Hoofdstuk 4 Overgangs- En Slotregels
Artikel 10 Overgangsrecht
10.1 Overgangsrecht bouwwerken
- a. Een bouwwerk dat op het tijdstip van inwerkingtreding van het bestemmingsplan aanwezig of in uitvoering is, dan wel gebouwd kan worden krachtens een bouwvergunning, en afwijkt van het plan, mag, mits deze afwijking naar aard en omvang niet wordt vergroot,
- 1. gedeeltelijk worden vernieuwd of veranderd;
- 2. na het teniet gaan ten gevolge van een calamiteit geheel worden vernieuwd of veranderd, mits de aanvraag van de bouwvergunning wordt gedaan binnen twee jaar na de dag waarop het bouwwerk is teniet gegaan.
- 3. Het bevoegd gezag kan eenmalig bij omgevingsvergunning afwijken van het bepaalde onder a voor het vergroten van de inhoud van een bouwwerk als bedoeld in het bepaalde onder a met maximaal 10%.
- 4. Het bepaalde onder a is niet van toepassing op bouwwerken die weliswaar bestaan op het tijdstip van inwerkingtreding van het plan, maar zijn gebouwd zonder vergunning en in strijd met het daarvoor geldende plan, daaronder begrepen de overgangsbepaling van dat plan.
10.2 Overgangsrecht gebruik
- a. Het gebruik van grond en bouwwerken dat bestond op het tijdstip van inwerkingtreding van het bestemmingsplan en hiermee in strijd is, mag worden voortgezet.
- b. Het is verboden het met het bestemmingsplan strijdige gebruik, bedoeld in het bepaalde onder a, te veranderen of te laten veranderen in een ander met dat plan strijdig gebruik, tenzij door deze verandering de afwijking naar aard en omvang wordt verkleind.
- c. Indien het gebruik, bedoeld in het bepaalde onder a, na het tijdstip van inwerkingtreding van het plan voor een periode langer dan een jaar wordt onderbroken, is het verboden dit gebruik daarna te hervatten of te laten hervatten.

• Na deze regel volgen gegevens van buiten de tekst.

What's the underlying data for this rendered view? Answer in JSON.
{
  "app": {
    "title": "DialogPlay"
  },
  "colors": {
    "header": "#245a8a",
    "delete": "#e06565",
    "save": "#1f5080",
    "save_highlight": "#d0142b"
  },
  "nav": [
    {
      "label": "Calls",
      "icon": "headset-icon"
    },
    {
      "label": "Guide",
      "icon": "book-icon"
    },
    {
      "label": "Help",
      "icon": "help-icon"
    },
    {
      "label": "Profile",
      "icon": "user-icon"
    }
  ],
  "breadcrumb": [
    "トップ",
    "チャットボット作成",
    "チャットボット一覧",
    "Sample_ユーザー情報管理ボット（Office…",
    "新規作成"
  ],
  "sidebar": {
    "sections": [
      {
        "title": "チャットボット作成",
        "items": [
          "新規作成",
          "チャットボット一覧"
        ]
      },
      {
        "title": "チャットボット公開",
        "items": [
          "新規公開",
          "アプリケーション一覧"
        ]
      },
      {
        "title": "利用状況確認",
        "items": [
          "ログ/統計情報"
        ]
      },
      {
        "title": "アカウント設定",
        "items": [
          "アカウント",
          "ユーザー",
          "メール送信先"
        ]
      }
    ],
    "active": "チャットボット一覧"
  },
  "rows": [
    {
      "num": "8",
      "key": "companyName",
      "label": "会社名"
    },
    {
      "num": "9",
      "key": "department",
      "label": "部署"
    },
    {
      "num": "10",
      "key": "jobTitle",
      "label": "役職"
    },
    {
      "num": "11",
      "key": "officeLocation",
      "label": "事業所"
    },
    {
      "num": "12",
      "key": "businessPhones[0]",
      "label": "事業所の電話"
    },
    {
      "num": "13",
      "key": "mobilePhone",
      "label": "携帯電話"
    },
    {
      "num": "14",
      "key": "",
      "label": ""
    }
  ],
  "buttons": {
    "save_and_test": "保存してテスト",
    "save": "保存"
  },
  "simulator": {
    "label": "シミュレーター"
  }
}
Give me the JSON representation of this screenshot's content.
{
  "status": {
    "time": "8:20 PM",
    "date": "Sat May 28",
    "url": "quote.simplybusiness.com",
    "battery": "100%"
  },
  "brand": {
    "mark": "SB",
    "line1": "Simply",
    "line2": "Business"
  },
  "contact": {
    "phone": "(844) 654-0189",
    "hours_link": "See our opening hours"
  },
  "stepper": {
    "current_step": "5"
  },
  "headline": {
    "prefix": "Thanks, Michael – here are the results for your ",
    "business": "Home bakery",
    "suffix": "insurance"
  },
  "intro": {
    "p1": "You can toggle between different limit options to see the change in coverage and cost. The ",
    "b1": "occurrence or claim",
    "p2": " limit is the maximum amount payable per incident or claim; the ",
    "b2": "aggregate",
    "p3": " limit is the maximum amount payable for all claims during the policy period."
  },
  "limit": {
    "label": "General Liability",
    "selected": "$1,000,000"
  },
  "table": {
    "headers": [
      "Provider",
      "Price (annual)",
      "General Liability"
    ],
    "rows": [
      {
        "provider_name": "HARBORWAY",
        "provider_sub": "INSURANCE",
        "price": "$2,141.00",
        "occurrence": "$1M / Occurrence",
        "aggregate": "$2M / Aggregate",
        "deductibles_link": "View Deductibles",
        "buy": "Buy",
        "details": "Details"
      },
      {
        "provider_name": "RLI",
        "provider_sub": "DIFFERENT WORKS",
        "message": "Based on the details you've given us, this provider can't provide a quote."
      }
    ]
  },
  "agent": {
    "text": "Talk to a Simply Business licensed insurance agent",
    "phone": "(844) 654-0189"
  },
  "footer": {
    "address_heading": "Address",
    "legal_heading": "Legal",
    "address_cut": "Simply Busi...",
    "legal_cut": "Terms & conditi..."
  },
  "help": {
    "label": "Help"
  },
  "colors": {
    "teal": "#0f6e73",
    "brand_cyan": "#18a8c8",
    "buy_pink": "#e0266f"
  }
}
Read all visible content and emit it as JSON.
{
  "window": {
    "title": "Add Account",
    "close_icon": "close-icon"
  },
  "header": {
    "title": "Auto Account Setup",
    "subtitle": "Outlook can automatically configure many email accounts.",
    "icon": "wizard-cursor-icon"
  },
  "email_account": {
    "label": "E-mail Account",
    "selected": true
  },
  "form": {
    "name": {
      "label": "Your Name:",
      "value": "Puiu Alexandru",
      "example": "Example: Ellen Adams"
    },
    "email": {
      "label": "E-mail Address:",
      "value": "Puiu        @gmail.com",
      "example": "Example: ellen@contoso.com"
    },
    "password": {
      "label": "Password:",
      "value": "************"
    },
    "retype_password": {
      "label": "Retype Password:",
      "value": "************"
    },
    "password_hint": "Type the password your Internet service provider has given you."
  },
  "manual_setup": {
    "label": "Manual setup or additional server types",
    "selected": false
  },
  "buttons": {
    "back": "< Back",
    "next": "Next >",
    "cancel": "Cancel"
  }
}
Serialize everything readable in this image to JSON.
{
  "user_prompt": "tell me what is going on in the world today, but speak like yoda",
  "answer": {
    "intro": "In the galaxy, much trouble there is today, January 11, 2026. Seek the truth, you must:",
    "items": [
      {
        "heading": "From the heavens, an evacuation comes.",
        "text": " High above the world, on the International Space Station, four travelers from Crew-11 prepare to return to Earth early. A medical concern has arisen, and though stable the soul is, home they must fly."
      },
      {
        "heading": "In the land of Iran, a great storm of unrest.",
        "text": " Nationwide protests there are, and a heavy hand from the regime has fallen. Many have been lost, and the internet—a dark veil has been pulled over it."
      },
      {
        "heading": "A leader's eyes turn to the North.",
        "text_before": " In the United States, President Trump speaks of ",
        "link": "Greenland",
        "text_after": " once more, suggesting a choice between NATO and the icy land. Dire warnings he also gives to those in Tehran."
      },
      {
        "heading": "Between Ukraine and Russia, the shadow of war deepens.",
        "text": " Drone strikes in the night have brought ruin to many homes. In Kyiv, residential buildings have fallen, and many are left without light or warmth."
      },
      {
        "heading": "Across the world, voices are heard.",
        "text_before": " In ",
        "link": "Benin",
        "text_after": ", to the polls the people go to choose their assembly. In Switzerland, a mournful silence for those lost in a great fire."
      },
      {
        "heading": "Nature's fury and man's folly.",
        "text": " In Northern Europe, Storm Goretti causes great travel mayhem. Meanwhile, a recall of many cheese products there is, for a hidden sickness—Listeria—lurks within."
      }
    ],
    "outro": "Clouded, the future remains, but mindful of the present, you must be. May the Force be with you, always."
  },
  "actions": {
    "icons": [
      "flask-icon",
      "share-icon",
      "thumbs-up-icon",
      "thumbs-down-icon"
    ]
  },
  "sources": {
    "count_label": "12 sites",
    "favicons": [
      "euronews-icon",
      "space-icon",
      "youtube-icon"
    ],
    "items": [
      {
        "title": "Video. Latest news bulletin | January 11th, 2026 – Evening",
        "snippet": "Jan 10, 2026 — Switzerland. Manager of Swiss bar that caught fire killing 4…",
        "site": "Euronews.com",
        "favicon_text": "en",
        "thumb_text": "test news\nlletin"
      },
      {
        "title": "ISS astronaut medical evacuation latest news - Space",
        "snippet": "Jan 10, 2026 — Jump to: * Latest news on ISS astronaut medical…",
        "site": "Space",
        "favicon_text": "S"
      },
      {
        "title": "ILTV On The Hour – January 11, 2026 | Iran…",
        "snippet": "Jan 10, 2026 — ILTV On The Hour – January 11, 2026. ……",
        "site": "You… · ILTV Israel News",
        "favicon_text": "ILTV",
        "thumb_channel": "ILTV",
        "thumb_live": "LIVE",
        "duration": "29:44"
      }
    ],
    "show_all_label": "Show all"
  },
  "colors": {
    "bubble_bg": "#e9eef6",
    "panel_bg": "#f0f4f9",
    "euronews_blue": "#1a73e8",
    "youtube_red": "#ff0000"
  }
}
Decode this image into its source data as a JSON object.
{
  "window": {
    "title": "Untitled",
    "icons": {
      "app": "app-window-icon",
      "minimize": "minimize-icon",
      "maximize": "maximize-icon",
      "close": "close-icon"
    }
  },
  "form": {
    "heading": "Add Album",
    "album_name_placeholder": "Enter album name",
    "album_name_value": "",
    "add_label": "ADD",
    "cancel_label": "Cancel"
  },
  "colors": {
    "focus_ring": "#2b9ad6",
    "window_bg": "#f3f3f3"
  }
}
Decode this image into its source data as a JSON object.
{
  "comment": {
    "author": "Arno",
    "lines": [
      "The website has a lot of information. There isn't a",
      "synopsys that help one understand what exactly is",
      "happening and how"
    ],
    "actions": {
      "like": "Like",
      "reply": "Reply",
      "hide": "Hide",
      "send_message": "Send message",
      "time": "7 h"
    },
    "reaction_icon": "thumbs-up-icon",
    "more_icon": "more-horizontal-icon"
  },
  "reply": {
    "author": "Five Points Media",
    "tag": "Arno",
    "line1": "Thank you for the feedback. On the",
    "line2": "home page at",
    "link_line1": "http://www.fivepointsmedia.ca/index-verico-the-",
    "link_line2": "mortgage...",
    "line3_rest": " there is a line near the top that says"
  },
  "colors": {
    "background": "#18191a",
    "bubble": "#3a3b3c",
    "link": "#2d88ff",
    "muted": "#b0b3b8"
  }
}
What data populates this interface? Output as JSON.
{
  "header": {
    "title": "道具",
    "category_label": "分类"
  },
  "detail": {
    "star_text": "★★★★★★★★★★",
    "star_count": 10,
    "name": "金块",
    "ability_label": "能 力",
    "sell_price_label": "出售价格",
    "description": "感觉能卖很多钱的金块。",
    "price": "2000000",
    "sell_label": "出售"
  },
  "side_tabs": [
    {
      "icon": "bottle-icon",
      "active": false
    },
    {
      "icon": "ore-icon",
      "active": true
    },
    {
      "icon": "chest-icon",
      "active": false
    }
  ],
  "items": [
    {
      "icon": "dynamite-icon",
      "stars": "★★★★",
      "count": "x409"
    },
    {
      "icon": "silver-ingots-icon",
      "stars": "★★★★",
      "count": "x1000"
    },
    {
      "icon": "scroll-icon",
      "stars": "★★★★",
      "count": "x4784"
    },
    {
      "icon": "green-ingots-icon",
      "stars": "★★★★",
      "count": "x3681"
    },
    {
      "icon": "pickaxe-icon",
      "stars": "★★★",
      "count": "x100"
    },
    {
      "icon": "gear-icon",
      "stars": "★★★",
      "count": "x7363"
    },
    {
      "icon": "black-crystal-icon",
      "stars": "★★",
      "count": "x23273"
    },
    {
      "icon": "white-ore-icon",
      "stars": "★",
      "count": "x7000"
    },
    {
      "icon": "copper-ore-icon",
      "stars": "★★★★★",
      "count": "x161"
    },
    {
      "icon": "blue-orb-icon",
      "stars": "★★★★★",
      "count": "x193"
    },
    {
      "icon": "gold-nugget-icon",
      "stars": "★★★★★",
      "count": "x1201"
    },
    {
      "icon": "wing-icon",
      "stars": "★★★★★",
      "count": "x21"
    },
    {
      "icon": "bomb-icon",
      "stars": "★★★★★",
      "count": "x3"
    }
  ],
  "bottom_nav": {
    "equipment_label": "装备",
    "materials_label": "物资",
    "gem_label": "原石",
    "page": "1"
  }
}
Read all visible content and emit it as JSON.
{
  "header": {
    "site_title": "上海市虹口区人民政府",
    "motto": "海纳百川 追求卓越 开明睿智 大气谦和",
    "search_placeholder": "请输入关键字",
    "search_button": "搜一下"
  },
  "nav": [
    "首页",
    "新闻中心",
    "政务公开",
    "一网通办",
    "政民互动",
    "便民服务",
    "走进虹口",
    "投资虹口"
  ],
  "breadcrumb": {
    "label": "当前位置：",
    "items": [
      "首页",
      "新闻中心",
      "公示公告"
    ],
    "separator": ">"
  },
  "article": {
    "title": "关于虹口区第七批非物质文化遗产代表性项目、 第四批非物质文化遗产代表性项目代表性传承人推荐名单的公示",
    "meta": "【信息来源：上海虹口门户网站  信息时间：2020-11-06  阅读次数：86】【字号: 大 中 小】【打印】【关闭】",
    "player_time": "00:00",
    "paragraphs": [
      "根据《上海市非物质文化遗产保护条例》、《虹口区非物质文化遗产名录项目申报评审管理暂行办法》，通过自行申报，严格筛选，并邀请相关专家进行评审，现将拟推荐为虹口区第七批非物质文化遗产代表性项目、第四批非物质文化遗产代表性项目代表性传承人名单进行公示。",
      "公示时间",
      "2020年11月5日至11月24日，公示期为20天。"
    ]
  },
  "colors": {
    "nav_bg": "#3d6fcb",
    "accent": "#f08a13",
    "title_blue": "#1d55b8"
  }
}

- d. Het bepaalde onder a is niet van toepassing op het gebruik dat reeds in strijd was met het voorheen geldende bestemmingsplan, daaronder begrepen de overgangsbepalingen van dat plan.
Artikel 11 Slotregel
Deze regels kunnen worden aangehaald onder de titel:
‘Regels van het bestemmingsplan Fons van der Heijdenstraat 11-13' van de gemeente Bladel’.